No, not the line that everyone quotes: “Home is the place where, when you have to go there,/They have to take you in.”
That’s Warren speaking, the husband who isn’t thrilled with the return of an old man — Silas — who has been more nuisance and burden than help around the farm in recent years. My gut always told me that was the belief of frustration, a belief with a resentful edge to it. It might be the truth, but the grace was missing.
In the poem, the next line comes from Warren’s wife, Mary, a woman whose soft heart who always softened my voice when I performed her lines. The line is awkward — I used to think Frost could’ve done better – and that makes it true to the awkward way we often speak, especially when we’re trying to articulate the ineffable. In response to her husband, Mary says: “I should have called it/Something you somehow haven’t to deserve.”
Home is something we somehow don’t have to deserve. It is simply there for us, ready for us to claim. A place where we will hopefully be met, not with judgment or long-suffering resignation, but with the soft spirit of unconditional love. The forgotten quote from Frost, for me, resonates with truth and grace; it’s the one I wish people quoted.
Love this one Peg! And you are right, it resonates with that intersection of truth and grace (sometimes referred to as the “sweet spot”).

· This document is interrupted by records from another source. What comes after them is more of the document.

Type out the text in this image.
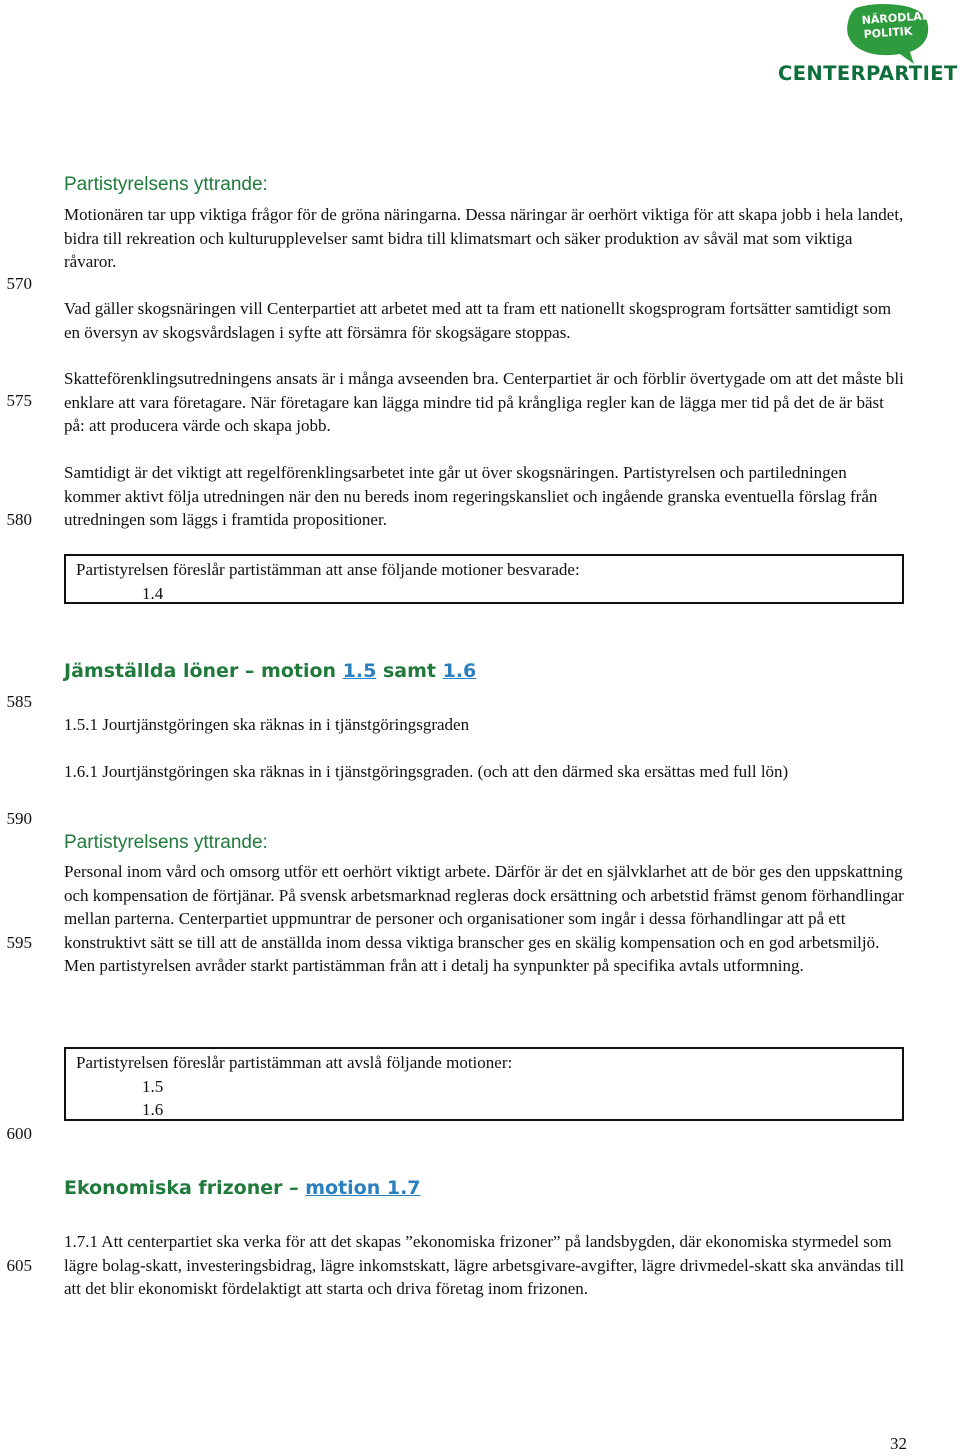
NÄRODLAD
POLITIK
CENTERPARTIET
570
575
580
585
590
595
600
605
Partistyrelsens yttrande:

Motionären tar upp viktiga frågor för de gröna näringarna. Dessa näringar är oerhört viktiga för att skapa jobb i hela landet, bidra till rekreation och kulturupplevelser samt bidra till klimatsmart och säker produktion av såväl mat som viktiga råvaror.

Vad gäller skogsnäringen vill Centerpartiet att arbetet med att ta fram ett nationellt skogsprogram fortsätter samtidigt som en översyn av skogsvårdslagen i syfte att försämra för skogsägare stoppas.

Skatteförenklingsutredningens ansats är i många avseenden bra. Centerpartiet är och förblir övertygade om att det måste bli enklare att vara företagare. När företagare kan lägga mindre tid på krångliga regler kan de lägga mer tid på det de är bäst på: att producera värde och skapa jobb.

Samtidigt är det viktigt att regelförenklingsarbetet inte går ut över skogsnäringen. Partistyrelsen och partiledningen kommer aktivt följa utredningen när den nu bereds inom regeringskansliet och ingående granska eventuella förslag från utredningen som läggs i framtida propositioner.

Partistyrelsen föreslår partistämman att anse följande motioner besvarade:
1.4
Jämställda löner – motion 1.5 samt 1.6

1.5.1 Jourtjänstgöringen ska räknas in i tjänstgöringsgraden

1.6.1 Jourtjänstgöringen ska räknas in i tjänstgöringsgraden. (och att den därmed ska ersättas med full lön)

Partistyrelsens yttrande:

Personal inom vård och omsorg utför ett oerhört viktigt arbete. Därför är det en självklarhet att de bör ges den uppskattning och kompensation de förtjänar. På svensk arbetsmarknad regleras dock ersättning och arbetstid främst genom förhandlingar mellan parterna. Centerpartiet uppmuntrar de personer och organisationer som ingår i dessa förhandlingar att på ett konstruktivt sätt se till att de anställda inom dessa viktiga branscher ges en skälig kompensation och en god arbetsmiljö. Men partistyrelsen avråder starkt partistämman från att i detalj ha synpunkter på specifika avtals utformning.

Partistyrelsen föreslår partistämman att avslå följande motioner:
1.5
1.6
Ekonomiska frizoner – motion 1.7

1.7.1 Att centerpartiet ska verka för att det skapas ”ekonomiska frizoner” på landsbygden, där ekonomiska styrmedel som lägre bolag-skatt, investeringsbidrag, lägre inkomstskatt, lägre arbetsgivare-avgifter, lägre drivmedel-skatt ska användas till att det blir ekonomiskt fördelaktigt att starta och driva företag inom frizonen.

32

ahhh. how nice to have a literary friend and influence in the blogosphere. this post is lovely. But i almost stopped reading because of how ugly that organge box is over there – who in the world suggested you add that????? (jk – now i’ll be a regular reader through rss feed – thanks)
Yes, indeed, the orange box thing-y is sooo ugly! Ditto, Mike. When I “plug into” the orange box, all I get is scrambled, encoded mess, something like my house when I’m not minding the business at hand, which exclude that horrendous orange boxy thing-y…. ugh.
Brenda
Addendum: Apparently Joyce Carol Oates has been a less-than-discerning reader of Frost, also. In a March, 2010, issue of “Smithsonian” magazine, about returning to the hometown of her childhood, she wrote, “…home isn’t a street address or a residence, or, in Robert Frost’s cryptic words, the place where, ‘when you have to go there, they have to let (sic) you in’…” I long for the day when everyone quotes Mary and not Warren. (And BTW, the quote is “take you in,” not “let you in. VERY different connotation. Should I write the copy editor, or is the sole responsibility Joyce Carol’s? I’m in a quandry.)